Con Cesare Mirabelli, presidente emerito della Corte costituzionale e alla fine degli anni Ottanta vicepresidente del Consiglio superiore della magistratura, parliamo delle implicazioni di una vicenda in cui si intrecciano storie di corruzione, di killeraggi a danno di altri giudici, di accordi tra le correnti dell’Associazione nazionale magistrati e con esponenti di primo piano del mondo politico, per incidere sulle nomine di alcuni dei più importati uffici giudiziari del Paese. Storie che, naturalmente, devono essere ancora verificate sul piano giudiziario e disciplinare, ma che hanno già sconvolto l’attività del Csm e suscitato sconcerto nell’opinione pubblica

Caos sul Csm. Mirabelli (presidente emerito Corte costituzionale): “Servono regole di costume e linee di deontologia”

“Bisogna guardare avanti, bisogna avere lo sguardo rivolto al futuro per capire, al di là dell’accertamento delle responsabilità individuali, che cosa fare, quali rimedi apportare. L’indipendenza della magistratura va tutelata in ogni direzione, dev’essere anche indipendenza dalle correnti”. Cesare Mirabelli, presidente emerito della Corte costituzionale, alla fine degli anni Ottanta è stato anche vicepresidente del Consiglio superiore della magistratura, l’organo di autogoverno delle toghe oggi al centro di una bufera politico-giudiziaria senza precedenti. Con lui parliamo delle implicazioni di una vicenda in cui si intrecciano storie di corruzione, di killeraggi a danno di altri giudici, di accordi tra le correnti dell’Associazione nazionale magistrati e con esponenti di primo piano del mondo politico, per incidere sulle nomine di alcuni dei più importati uffici giudiziari del Paese. Storie che, naturalmente, devono essere ancora verificate sul piano giudiziario e disciplinare, ma che hanno già sconvolto l’attività del Csm e suscitato sconcerto nell’opinione pubblica. L’attuale vicepresidente del Csm, David Ermini, ha parlato di una “ferita profonda e dolorosa” inferta alla magistratura.

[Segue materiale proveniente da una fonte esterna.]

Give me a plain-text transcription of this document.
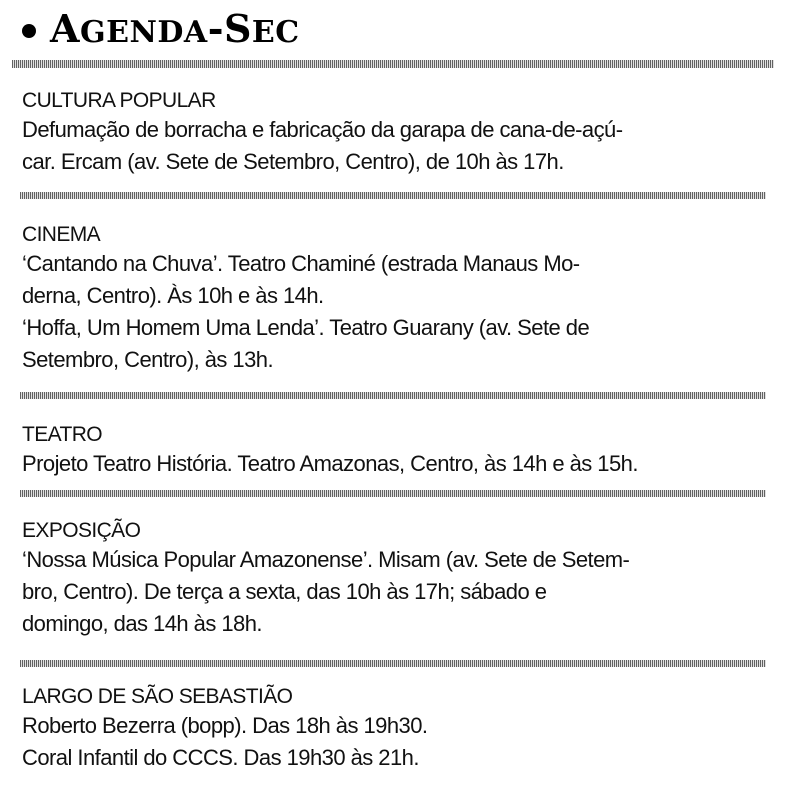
AGENDA-SEC
CULTURA POPULAR
Defumação de borracha e fabricação da garapa de cana-de-açú-
car. Ercam (av. Sete de Setembro, Centro), de 10h às 17h.
CINEMA
‘Cantando na Chuva’. Teatro Chaminé (estrada Manaus Mo-
derna, Centro). Às 10h e às 14h.
‘Hoffa, Um Homem Uma Lenda’. Teatro Guarany (av. Sete de
Setembro, Centro), às 13h.
TEATRO
Projeto Teatro História. Teatro Amazonas, Centro, às 14h e às 15h.
EXPOSIÇÃO
‘Nossa Música Popular Amazonense’. Misam (av. Sete de Setem-
bro, Centro). De terça a sexta, das 10h às 17h; sábado e
domingo, das 14h às 18h.
LARGO DE SÃO SEBASTIÃO
Roberto Bezerra (bopp). Das 18h às 19h30.
Coral Infantil do CCCS. Das 19h30 às 21h.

Professore, davanti a quanto sta emergendo l’impressione è che ci sia qualcosa che non vada proprio a livello di sistema…
Anche. Ma non sottovalutiamo la necessità di modificare il costume. Ogni sistema può essere corrotto dai comportamenti dei singoli.

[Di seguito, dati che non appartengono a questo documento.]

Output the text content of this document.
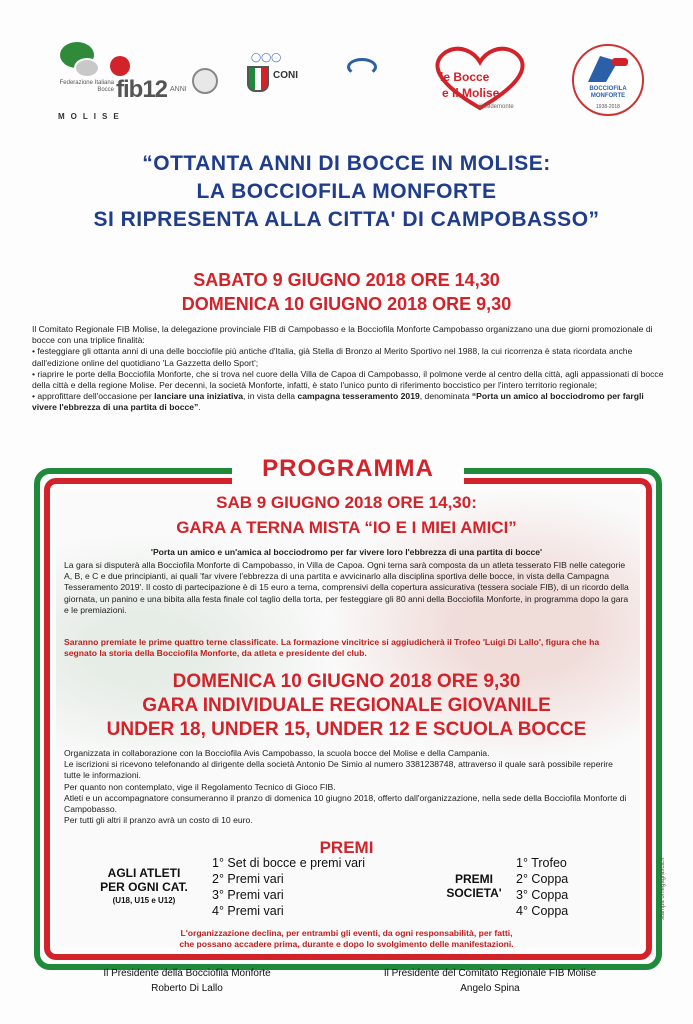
Federazione Italiana Bocce fib12 ANNI
MOLISE
◯◯◯
CONI	le Bocce
e il Molise
#insidemonte
BOCCIOFILA MONFORTE
1938-2018
“OTTANTA ANNI DI BOCCE IN MOLISE:
LA BOCCIOFILA MONFORTE
SI RIPRESENTA ALLA CITTA' DI CAMPOBASSO”
SABATO 9 GIUGNO 2018 ORE 14,30
DOMENICA 10 GIUGNO 2018 ORE 9,30

Il Comitato Regionale FIB Molise, la delegazione provinciale FIB di Campobasso e la Bocciofila Monforte Campobasso organizzano una due giorni promozionale di bocce con una triplice finalità:

• festeggiare gli ottanta anni di una delle bocciofile più antiche d'Italia, già Stella di Bronzo al Merito Sportivo nel 1988, la cui ricorrenza è stata ricordata anche dall'edizione online del quotidiano 'La Gazzetta dello Sport';

• riaprire le porte della Bocciofila Monforte, che si trova nel cuore della Villa de Capoa di Campobasso, il polmone verde al centro della città, agli appassionati di bocce della città e della regione Molise. Per decenni, la società Monforte, infatti, è stato l'unico punto di riferimento boccistico per l'intero territorio regionale;

• approfittare dell'occasione per lanciare una iniziativa, in vista della campagna tesseramento 2019, denominata “Porta un amico al bocciodromo per fargli vivere l'ebbrezza di una partita di bocce”.

PROGRAMMA
SAB 9 GIUGNO 2018 ORE 14,30:
GARA A TERNA MISTA “IO E I MIEI AMICI”
'Porta un amico e un'amica al bocciodromo per far vivere loro l'ebbrezza di una partita di bocce'
La gara si disputerà alla Bocciofila Monforte di Campobasso, in Villa de Capoa. Ogni terna sarà composta da un atleta tesserato FIB nelle categorie A, B, e C e due principianti, ai quali 'far vivere l'ebbrezza di una partita e avvicinarlo alla disciplina sportiva delle bocce, in vista della Campagna Tesseramento 2019'. Il costo di partecipazione è di 15 euro a terna, comprensivi della copertura assicurativa (tessera sociale FIB), di un ricordo della giornata, un panino e una bibita alla festa finale col taglio della torta, per festeggiare gli 80 anni della Bocciofila Monforte, in programma dopo la gara e le premiazioni.
Saranno premiate le prime quattro terne classificate. La formazione vincitrice si aggiudicherà il Trofeo 'Luigi Di Lallo', figura che ha segnato la storia della Bocciofila Monforte, da atleta e presidente del club.
DOMENICA 10 GIUGNO 2018 ORE 9,30
GARA INDIVIDUALE REGIONALE GIOVANILE
UNDER 18, UNDER 15, UNDER 12 E SCUOLA BOCCE
Organizzata in collaborazione con la Bocciofila Avis Campobasso, la scuola bocce del Molise e della Campania.
Le iscrizioni si ricevono telefonando al dirigente della società Antonio De Simio al numero 3381238748, attraverso il quale sarà possibile reperire tutte le informazioni.
Per quanto non contemplato, vige il Regolamento Tecnico di Gioco FIB.
Atleti e un accompagnatore consumeranno il pranzo di domenica 10 giugno 2018, offerto dall'organizzazione, nella sede della Bocciofila Monforte di Campobasso.
Per tutti gli altri il pranzo avrà un costo di 10 euro.
PREMI
AGLI ATLETI
PER OGNI CAT.
(U18, U15 e U12)
1° Set di bocce e premi vari
2° Premi vari
3° Premi vari
4° Premi vari
PREMI
SOCIETA'
1° Trofeo
2° Coppa
3° Coppa
4° Coppa
L'organizzazione declina, per entrambi gli eventi, da ogni responsabilità, per fatti,
che possano accadere prima, durante e dopo lo svolgimento delle manifestazioni.
Il Presidente della Bocciofila Monforte
Roberto Di Lallo
Il Presidente del Comitato Regionale FIB Molise
Angelo Spina
stampa omegagrafica.it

Il Csm è un organo a composizione mista; a parte i membri di diritto, un terzo dei suoi componenti è di nomina parlamentare, gli altri due terzi sono eletti dai magistrati. È a questo livello che viene fuori il ruolo sempre più determinante delle correnti dell’Anm, il “sindacato” dei magistrati.
Bisogna intervenire per cercare di limitare e, meglio ancora, di eliminare la presa delle correnti sulle nomine. Il Consiglio non può essere l’espressione mediata delle correnti dell’Anm.

Esse sono nate come luoghi di confronto e di dibattito ma c’è il rischio che si trasformino in strumenti di occupazione delle istituzioni.

Un altro terreno che richiede una messa a punto, in tutta evidenza, è quello delle modalità con cui il Csm nomina gli uffici direttivi.
In base alle leggi e ai regolamenti sono tre i criteri fondamentali di cui il Consiglio deve tenere conto nelle nomine: anzianità, merito e attitudine. Si tratta quindi di applicare questi criteri con la massima trasparenza e oggettività. Un altro criterio da definire o comunque da mettere in pratica è quello di un rigoroso ordine di precedenza ed è altresì molto importante provvedere con tempestività agli incarichi man mano che si determina la necessità di effettuare delle nomine. Viceversa sono da evitare le cosiddette nomine ‘a pacchetto’, con cui si affrontano insieme diverse situazioni così da compensare una scelta con un’altra e garantire gli equilibri tra le correnti.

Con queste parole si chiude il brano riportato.